Hareetakyadi Yoga, Ashwagandhadhi Niruha Basti, Murchita Tila Taila Uttar Basti and Kapikacchu Ghana Vati with Arsuhkara Lepa are used. Intervention has been found to be effective in breaking the chain reaction and proved to have hydroxyl radical scavenging activity.

Thus, helpful in cleansing the vessels and the elimination of doshas corrects the derangement of Apana Vayu. Owing the properties removes the blocks in the penile blood vessels and making the circulation of blood and mitigates the Amadosha which is seen in arterial insufficiency acts as anti-atherosclerotic property. Presence of tannin, phenols, flavonoids and terpenoid helps in the breakdown of the glucose and facilitate the absorption of free glucose by the cells due to its cleansing properties which does Srotoshodhana and Avarnahara. The L-dopa and its metabolite dopamine stimulate the hypothalamus and forebrain to secrete GnRH. Upregulates the anterior pituitary gland to secrete FSH and LH causing increased synthesis of testosterone by the Leydig cells of the testis. Increased level of dopamine in the brain increase in sexual drive, performance activity and accomplishes reduction of psychological stress that is reducing anxiety. Dopamine stimulates the Nitric oxide which does the relaxation of penile smooth muscle and increase the penile blood flow. The Arushkara Lepa owing properties like Tikhsna, Sukshma and Ushna Virya pacify Vata Dosha and acts as Swedana which does the Srotomukha Vishodhana and relaxes the cavernosal muscles and dilation of the penile vessel which increases the blood capacity. Thus, it increases the rigidity. Lepa is a Vrishya,Ggrahi, that increases sex drive, performance activity and improves erection.

Conclusion

Arteriogenic erectile dysfunction caused by the insufficient arterial blood supply to the cavernous bodies regardless of the arterial disease or abnormality responsible for the insufficiency. The subject shows the erectile dysfunction due to arterial insufficiency in penile doppler report. In Contemporary science penile revascularization and penis arterial-venous surgery is done in vascular erectile dysfunction. But in classics there are many treatment modalities which can be practised for Klaibya, but Shodhana, Niruha Basti, and Uttar Basti followed by Vrishya Yoga is proposed in vasculogenic erectile dysfunction. The selected intervention counteracts the aggravated Vata in erectile dysfunction, clears the Shukravaha Sroto Dusti and improves the sexual arousal, thus can be used as good intervention in treating the erectile dysfunction due to Arterial insufficiency.

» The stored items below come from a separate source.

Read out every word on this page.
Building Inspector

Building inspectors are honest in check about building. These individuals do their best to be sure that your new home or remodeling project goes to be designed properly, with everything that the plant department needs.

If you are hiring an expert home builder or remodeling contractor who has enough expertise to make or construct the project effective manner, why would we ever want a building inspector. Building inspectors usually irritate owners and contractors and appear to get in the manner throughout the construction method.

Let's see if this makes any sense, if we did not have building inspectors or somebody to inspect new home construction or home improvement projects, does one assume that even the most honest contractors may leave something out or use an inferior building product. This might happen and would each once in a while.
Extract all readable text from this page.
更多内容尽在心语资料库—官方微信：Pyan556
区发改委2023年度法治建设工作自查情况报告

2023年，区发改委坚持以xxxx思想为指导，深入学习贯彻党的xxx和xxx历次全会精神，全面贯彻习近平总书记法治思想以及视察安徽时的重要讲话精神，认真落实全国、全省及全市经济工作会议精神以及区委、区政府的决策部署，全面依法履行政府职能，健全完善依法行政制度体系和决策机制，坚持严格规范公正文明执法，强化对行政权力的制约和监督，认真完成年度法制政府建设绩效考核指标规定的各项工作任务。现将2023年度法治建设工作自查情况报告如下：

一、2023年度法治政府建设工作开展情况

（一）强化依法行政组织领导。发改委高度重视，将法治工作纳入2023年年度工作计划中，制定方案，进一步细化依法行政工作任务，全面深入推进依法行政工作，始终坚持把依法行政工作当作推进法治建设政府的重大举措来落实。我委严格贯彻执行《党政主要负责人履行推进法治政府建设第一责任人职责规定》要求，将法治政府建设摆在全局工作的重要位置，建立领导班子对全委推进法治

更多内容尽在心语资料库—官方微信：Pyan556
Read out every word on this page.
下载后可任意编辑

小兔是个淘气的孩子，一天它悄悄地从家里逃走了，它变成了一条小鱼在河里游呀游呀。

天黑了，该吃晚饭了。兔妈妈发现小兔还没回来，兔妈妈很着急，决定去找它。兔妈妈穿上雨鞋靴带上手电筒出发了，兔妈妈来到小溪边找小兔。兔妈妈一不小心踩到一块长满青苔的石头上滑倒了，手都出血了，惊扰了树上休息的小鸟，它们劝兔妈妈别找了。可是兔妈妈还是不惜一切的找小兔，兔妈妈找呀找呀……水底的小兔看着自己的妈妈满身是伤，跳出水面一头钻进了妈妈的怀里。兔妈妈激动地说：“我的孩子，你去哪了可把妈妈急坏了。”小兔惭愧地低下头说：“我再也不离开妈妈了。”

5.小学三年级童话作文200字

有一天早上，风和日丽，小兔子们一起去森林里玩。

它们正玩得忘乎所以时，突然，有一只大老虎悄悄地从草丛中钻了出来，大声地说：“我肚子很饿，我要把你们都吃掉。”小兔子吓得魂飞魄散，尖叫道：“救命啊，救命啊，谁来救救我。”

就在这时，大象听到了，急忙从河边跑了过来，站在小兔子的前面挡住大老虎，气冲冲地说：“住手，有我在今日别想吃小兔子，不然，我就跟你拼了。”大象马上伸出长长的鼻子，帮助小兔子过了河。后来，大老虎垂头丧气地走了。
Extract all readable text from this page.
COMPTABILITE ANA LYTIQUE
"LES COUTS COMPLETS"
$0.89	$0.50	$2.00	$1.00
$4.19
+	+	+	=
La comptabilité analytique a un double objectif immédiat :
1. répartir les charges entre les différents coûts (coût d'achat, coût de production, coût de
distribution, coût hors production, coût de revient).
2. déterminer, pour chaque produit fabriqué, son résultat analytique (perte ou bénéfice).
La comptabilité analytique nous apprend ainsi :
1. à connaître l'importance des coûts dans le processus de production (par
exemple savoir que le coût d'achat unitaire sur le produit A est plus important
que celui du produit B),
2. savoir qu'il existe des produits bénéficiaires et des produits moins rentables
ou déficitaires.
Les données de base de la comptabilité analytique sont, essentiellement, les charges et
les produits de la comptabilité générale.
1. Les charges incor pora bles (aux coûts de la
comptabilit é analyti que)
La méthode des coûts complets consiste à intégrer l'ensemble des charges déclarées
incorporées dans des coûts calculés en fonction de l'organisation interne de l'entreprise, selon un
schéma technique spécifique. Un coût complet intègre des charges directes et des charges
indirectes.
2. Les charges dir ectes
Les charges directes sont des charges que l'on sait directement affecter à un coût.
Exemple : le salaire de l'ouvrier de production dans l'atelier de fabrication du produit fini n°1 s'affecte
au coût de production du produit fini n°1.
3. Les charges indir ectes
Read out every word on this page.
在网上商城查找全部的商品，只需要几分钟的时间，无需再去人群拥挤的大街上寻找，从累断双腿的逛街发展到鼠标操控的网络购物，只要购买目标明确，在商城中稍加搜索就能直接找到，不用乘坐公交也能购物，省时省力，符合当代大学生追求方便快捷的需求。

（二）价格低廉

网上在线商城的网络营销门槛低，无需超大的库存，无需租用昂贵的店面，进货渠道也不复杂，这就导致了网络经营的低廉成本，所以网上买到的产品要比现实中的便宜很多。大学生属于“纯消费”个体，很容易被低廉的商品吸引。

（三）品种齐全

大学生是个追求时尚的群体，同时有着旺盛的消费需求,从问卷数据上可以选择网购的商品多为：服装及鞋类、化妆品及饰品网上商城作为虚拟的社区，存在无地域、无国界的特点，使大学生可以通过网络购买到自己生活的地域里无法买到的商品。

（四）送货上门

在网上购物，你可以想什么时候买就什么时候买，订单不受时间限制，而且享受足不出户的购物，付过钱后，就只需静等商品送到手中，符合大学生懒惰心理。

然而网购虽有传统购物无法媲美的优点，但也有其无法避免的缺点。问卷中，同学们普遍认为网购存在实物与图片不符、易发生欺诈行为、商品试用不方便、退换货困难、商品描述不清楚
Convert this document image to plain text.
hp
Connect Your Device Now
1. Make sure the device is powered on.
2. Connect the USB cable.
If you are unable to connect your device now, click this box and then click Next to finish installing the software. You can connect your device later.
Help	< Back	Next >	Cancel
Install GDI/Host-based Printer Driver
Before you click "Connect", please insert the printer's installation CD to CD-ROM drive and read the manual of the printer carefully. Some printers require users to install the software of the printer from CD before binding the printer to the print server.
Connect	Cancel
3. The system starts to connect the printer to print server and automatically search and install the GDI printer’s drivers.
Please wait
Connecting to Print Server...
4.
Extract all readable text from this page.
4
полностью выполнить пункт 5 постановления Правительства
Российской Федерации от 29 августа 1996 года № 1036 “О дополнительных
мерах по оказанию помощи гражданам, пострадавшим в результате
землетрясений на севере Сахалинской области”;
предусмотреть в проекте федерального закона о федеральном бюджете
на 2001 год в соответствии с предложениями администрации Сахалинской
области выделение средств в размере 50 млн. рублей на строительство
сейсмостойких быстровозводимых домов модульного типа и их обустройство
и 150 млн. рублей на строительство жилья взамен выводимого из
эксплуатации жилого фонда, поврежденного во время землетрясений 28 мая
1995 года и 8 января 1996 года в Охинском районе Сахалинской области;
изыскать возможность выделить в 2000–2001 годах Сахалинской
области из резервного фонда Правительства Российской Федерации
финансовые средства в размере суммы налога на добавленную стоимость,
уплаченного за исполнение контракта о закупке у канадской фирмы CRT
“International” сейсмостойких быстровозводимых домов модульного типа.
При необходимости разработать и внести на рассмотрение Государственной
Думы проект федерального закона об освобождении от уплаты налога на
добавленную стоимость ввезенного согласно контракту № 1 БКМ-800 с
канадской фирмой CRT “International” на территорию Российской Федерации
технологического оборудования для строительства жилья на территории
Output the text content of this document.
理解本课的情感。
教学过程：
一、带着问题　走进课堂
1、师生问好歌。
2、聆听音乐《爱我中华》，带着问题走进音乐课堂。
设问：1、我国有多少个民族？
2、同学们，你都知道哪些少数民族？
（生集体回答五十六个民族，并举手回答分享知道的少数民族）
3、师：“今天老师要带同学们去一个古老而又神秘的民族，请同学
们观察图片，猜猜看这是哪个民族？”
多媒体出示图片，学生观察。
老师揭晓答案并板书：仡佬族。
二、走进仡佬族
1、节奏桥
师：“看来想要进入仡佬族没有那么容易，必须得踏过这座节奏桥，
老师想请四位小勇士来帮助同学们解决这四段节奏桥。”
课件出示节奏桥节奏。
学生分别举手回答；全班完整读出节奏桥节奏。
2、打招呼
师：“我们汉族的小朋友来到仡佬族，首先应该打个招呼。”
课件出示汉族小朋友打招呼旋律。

Showed a highly significant increase in erectile function, Penile rigidity, Ejaculatory function, and sexual desire. It has also shown a significant increase in total Sperm count, Serum Testosterone, Serum Prolactin, and IIEF score in the patient. And showed the significant result in penile doppler.

Declaration of patient consent: The author certifies that they have obtained all appropriate patient consent forms. In the form, the patient has given his consent for his images, reports, and other clinical information to be reported in the journal.